The most widely available incentives in Southeast Asian countries are tax incentives—usually granted for a defined period and with certain eligibility criteria—and reduced duties on capital goods and raw materials used in export-oriented production. Moreover, all Southeast Asian countries have set up designated zones where investors can benefit from special tax benefits, infrastructure and streamlined administrative procedures. In addition to attracting FDI overall, many incentives provided by Southeast Asian countries aim to meet other development objectives, such as promoting investments in underdeveloped regions or attracting investments to certain types of industries and sectors. While the use of investment incentives is widespread in Southeast Asia, their actual impacts on foreign investors’ decisions about where to invest, in what and how much remain poorly understood. More importantly, the quantity of investments is not a sufficient indicator to judge the success of incentives. Instead, it is necessary to assess the impacts of incentive-induced FDI on the countries’ policy objectives
related to economic growth, social development and environmental sustainability.
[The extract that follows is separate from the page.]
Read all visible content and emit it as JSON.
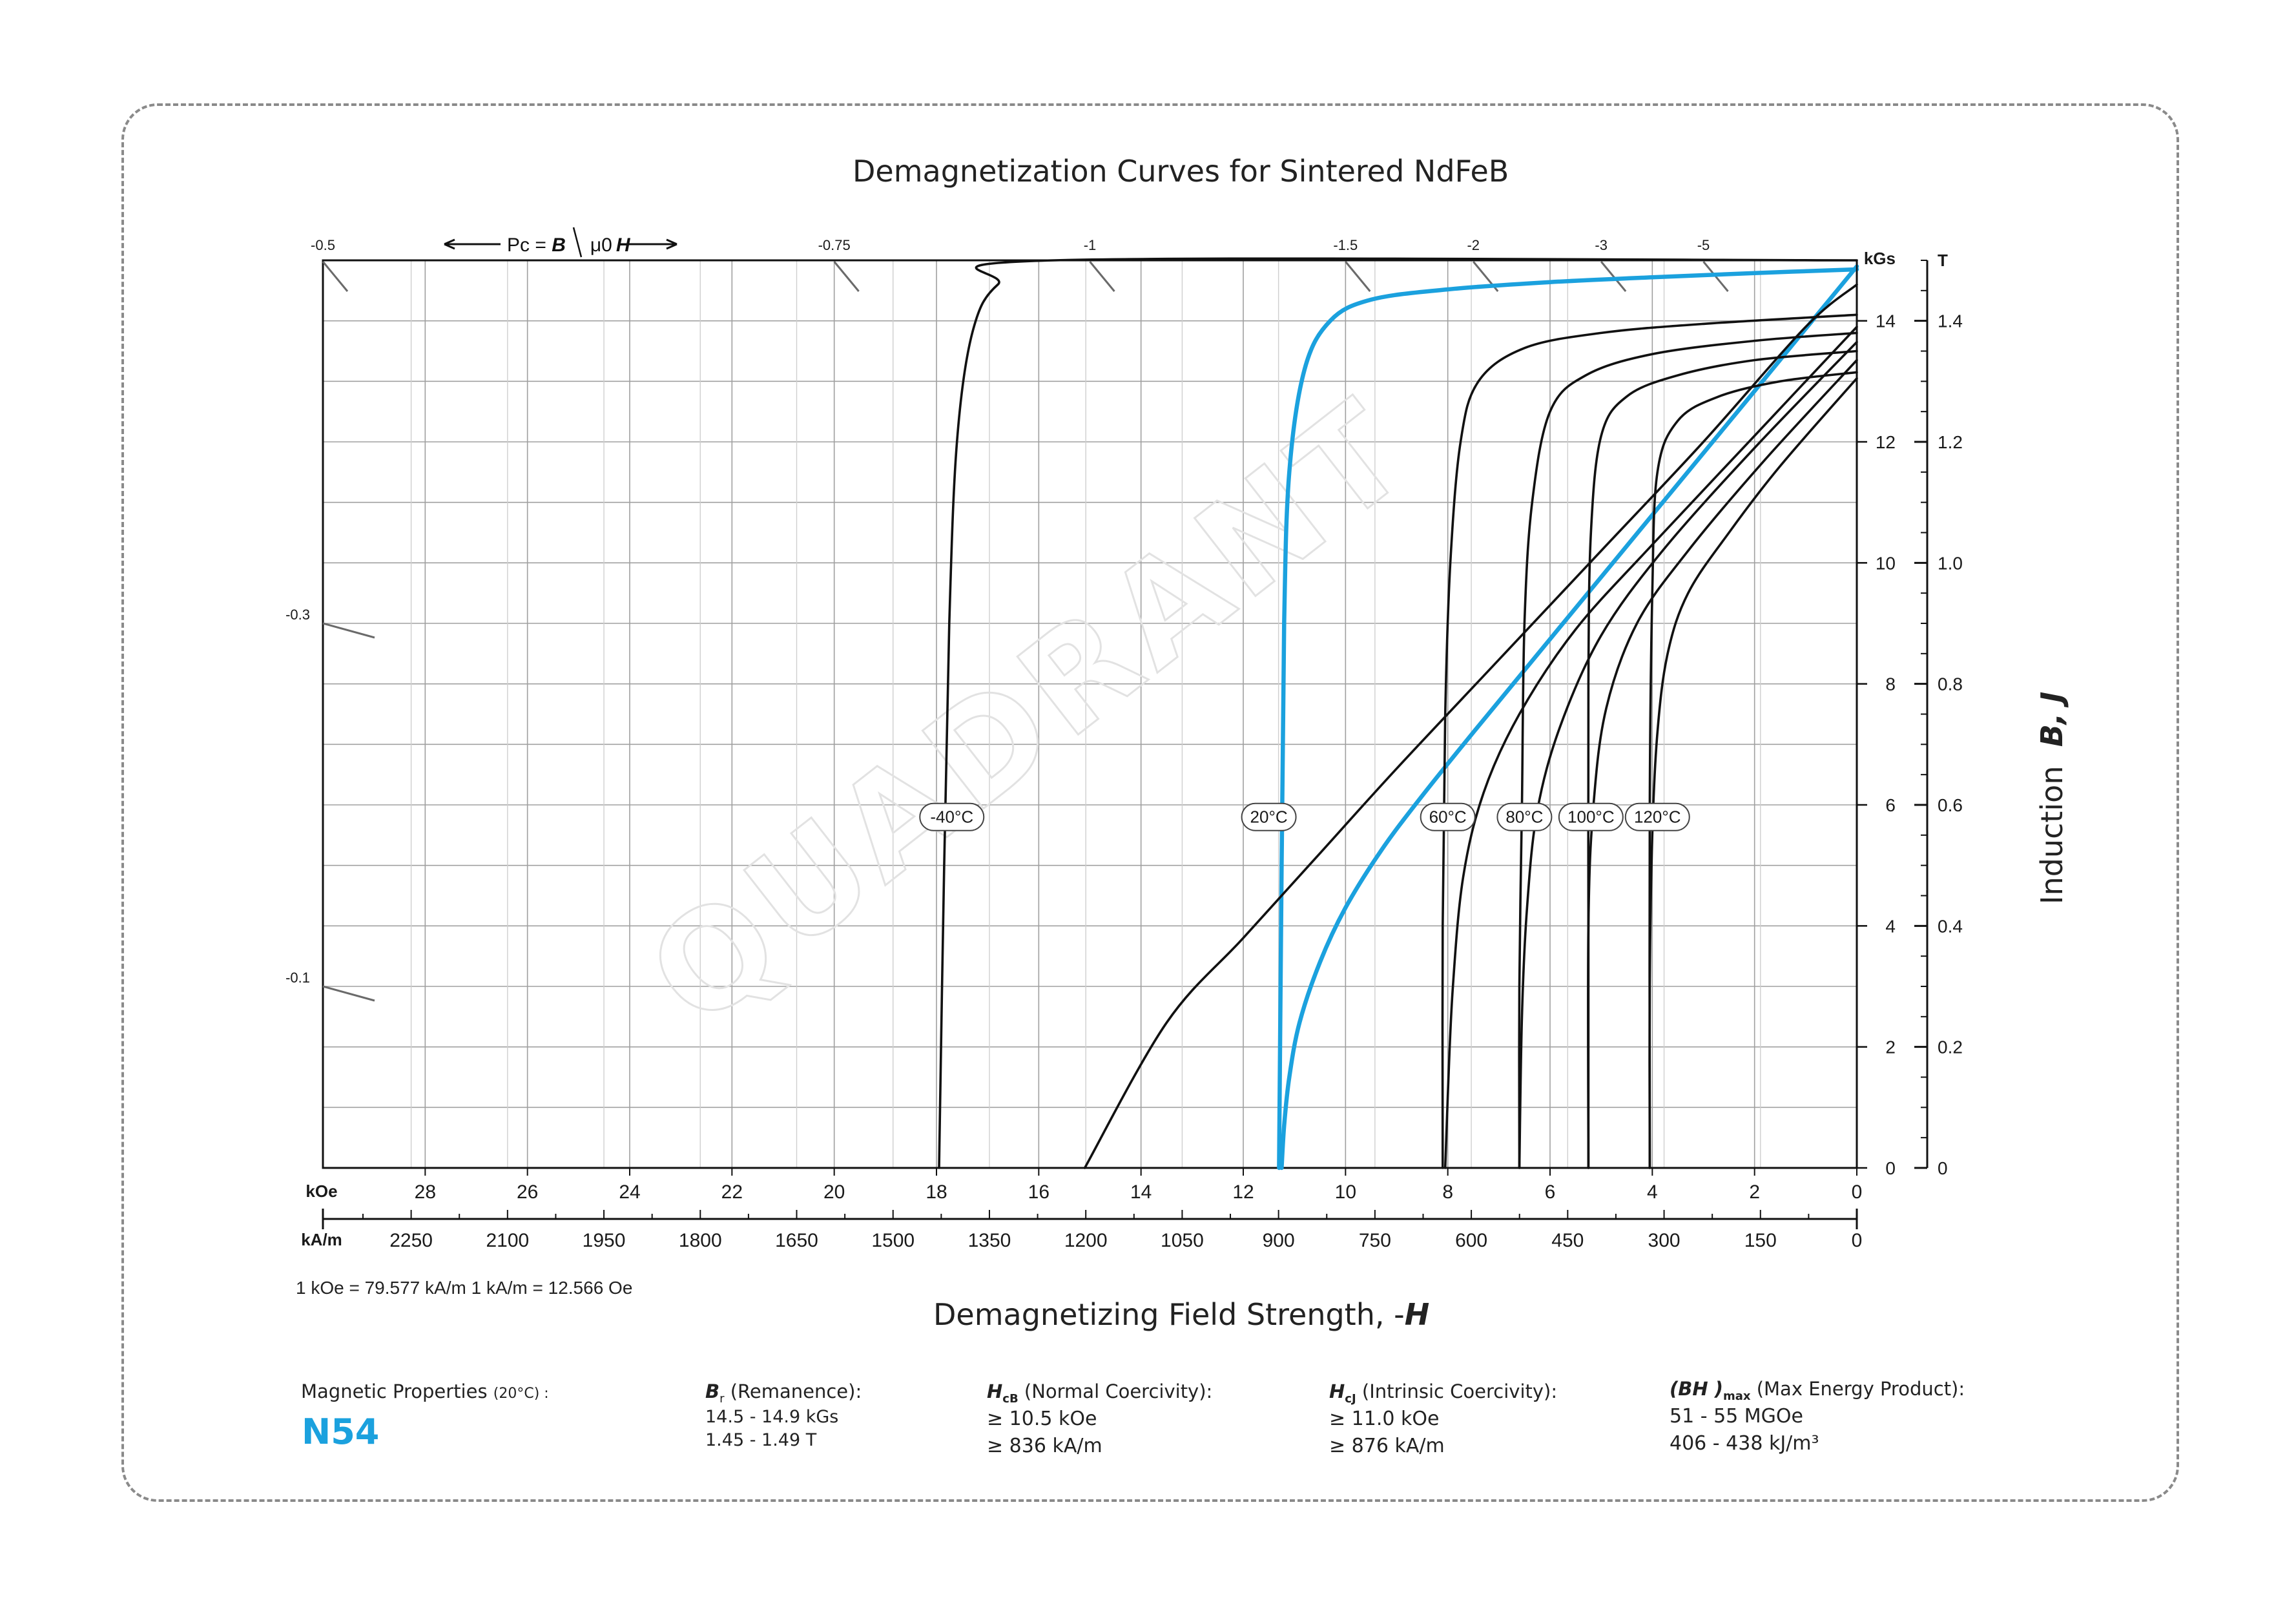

Understanding such impacts can be challenging due to difficulties in assessing the costs and benefits of investment incentives and isolating the role of incentives from other factors. However, experiences in Southeast Asia have also shown that incentives are certainly not a sufficient condition for attracting FDI and a number of other factors—such as political stability, social and physical infrastructure, cost variable, the macroeconomic environment and institutional development—will be
equally if not more important in shaping FDI decisions.
For instance, political and economic instability in the Philippines and Indonesia in the 1980s and late 1990s respectively has deterred foreign investors despite
the availability of investment incentives. A number of studies have shown redundancy rates (i.e., would investments have been made anyway in the absence of incentives?) of somewhere between 70 and 80 percent in Vietnam, the Philippines and Indonesia.
The environmental impacts of investment incentives are seriously under-researched. Such impacts can occur where investment incentives increase the level of production or where the FDI projects themselves negatively affect the environment, such as in large-scale hydropower, mining or industrial agriculture projects. A FDI-induced growth in manufacturing industries, notably the electronics industry in Thailand and Malaysia, has raised serious environmental concerns related to pollution, high energy consumption and hazardous electronic waste. Concerns have also been raised that foreign enterprises may be attracted to an investment location to take advantage of lax environmental standards or that host governments may lower their environmental standards or fail to enforce them to attract foreign investors. Overall, however, there seems to be growing consensus that for most sectors, environmental standards play a less significant role in influencing FDI decisions than other cost factors.
No systematic studies have been carried out to assess the impacts of incentive-based competition on FDI diversion across the Southeast Asian region. A general comparison of FDI sectors, source countries, types of investors, investors’ motivations and the broader investment environment among the Southeast Asian countries suggests that incentives could play a role in diverting FDI between Singapore and Malaysia for high-tech industries as well as among Malaysia, Thailand, Indonesia, the Philippines and Vietnam for manufacturing components and medium-tech products for export. The region’s least-developed countries Cambodia and Laos (as well as Vietnam to a lesser extent) would likely compete for low-tech
assembly industries and FDI in natural resource extraction and large-scale agricultural production.
Similarly, evidence on the actual impacts of incentive-based competition on socio-economic and environmental progress is still inconclusive, both globally and for Southeast Asia. Some have argued that competition for mobile capital can be healthy, facilitating the efficient allocation of investment and encouraging governments to improve the investment environment more generally. More commonly,
however, concerns have been raised that competition can lead to “bidding wars” that will leave all bidders no better or even worse off in the end. While the proliferation of incentives in Southeast Asia highlights the role that investment competition can play, it is still unclear whether this trend has had positive or negative impacts on the sustainable development of these countries.